Fluorite
Halide · CaF₂ · also: Fluorspar
Fluorite is calcium fluoride, famous for glassy cubic crystals in every colour, perfect octahedral cleavage and often glowing under UV light.
What is fluorite?
Fluorite is calcium fluoride, one of the most colourful minerals in the collecting world. It grows as glassy cubes and octahedra in purple, green, blue, yellow and colourless, often colour-zoned within a single crystal.
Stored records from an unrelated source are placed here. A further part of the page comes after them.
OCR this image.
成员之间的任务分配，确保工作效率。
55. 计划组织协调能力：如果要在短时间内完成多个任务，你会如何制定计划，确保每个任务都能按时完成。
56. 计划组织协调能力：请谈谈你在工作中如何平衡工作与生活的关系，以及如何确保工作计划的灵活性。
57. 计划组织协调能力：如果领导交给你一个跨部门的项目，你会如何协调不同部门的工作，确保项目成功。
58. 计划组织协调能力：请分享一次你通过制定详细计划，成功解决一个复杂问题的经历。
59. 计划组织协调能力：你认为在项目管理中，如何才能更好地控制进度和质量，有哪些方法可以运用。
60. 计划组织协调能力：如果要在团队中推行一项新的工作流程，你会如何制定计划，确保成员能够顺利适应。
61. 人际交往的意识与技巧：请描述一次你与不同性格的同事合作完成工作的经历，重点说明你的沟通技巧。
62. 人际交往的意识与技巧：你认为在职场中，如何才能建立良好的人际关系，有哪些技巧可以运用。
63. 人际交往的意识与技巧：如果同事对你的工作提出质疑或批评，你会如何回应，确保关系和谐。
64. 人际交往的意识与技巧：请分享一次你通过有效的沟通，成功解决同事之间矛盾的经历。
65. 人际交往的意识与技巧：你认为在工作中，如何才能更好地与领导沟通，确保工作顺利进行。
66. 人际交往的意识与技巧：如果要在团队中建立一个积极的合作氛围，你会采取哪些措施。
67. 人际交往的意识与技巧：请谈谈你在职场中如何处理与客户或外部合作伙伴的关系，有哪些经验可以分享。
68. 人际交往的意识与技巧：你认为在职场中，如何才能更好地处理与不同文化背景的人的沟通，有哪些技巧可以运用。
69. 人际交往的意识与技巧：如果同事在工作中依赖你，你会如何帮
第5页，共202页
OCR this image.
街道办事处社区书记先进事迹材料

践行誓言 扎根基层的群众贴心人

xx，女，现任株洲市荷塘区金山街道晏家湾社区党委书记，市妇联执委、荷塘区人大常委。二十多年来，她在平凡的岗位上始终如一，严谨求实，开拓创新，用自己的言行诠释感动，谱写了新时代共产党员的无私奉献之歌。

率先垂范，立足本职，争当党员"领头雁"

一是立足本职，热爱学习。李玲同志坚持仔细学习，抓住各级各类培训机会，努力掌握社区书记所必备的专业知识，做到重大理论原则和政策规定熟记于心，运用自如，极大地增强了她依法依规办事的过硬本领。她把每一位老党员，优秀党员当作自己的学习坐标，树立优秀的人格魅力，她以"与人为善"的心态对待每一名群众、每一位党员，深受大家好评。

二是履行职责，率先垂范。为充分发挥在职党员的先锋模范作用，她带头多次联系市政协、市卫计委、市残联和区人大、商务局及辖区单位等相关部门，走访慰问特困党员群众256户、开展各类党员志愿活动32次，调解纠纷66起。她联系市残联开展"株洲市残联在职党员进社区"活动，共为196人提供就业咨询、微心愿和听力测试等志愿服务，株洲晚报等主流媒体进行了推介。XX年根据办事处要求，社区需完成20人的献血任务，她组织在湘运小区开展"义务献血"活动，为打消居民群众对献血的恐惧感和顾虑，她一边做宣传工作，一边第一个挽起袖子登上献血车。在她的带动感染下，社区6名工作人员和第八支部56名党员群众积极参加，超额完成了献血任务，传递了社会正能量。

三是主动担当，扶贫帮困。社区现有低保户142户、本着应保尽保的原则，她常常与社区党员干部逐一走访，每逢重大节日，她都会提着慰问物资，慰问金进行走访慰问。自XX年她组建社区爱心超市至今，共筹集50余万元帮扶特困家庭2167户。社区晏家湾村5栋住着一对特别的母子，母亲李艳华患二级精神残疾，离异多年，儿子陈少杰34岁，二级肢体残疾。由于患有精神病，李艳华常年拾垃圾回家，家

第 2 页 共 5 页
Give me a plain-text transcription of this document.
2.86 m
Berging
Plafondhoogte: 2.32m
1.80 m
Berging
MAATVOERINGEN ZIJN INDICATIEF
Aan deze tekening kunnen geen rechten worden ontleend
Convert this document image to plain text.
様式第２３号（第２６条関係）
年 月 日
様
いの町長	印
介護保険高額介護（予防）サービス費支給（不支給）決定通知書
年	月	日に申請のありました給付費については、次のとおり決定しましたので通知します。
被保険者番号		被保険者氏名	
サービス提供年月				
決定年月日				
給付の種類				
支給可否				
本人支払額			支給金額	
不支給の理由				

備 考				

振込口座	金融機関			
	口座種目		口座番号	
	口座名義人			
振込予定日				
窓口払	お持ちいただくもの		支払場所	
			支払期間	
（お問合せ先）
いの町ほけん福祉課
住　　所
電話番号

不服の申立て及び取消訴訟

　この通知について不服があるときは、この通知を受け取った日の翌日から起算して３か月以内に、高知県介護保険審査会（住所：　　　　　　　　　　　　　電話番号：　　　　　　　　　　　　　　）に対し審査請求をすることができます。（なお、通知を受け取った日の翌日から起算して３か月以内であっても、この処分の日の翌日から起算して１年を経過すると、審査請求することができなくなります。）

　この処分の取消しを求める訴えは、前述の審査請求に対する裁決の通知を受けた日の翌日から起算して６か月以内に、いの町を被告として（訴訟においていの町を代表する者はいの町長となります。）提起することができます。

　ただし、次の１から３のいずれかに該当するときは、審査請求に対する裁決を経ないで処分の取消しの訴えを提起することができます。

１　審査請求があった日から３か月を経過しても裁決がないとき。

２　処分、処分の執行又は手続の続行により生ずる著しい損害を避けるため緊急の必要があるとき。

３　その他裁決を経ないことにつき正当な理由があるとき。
It cleaves neatly into octahedra and frequently fluoresces (the word “fluorescence” is named after it).
Properties
- Chemical formula
- CaF₂
- Category
- Halide
- Hardness (Mohs)
- 4
- Crystal system
- Cubic (isometric)
- Lustre
- Vitreous
- Streak
- White
- Colour
- Purple, green, blue, yellow, colourless
- Cleavage / fracture
- Perfect octahedral (four directions)
How to identify fluorite
- →Glassy cubes (or octahedra) in vivid colours, often zoned.
- →Perfect octahedral cleavage: corners break off cleanly.
- →Hardness exactly 4 on the Mohs scale (its reference mineral).
- →Many specimens glow blue or purple under UV light.
Where fluorite is found
Superb fluorite comes from England (Rogerley, Weardale), China, Illinois (USA), Spain and Switzerland.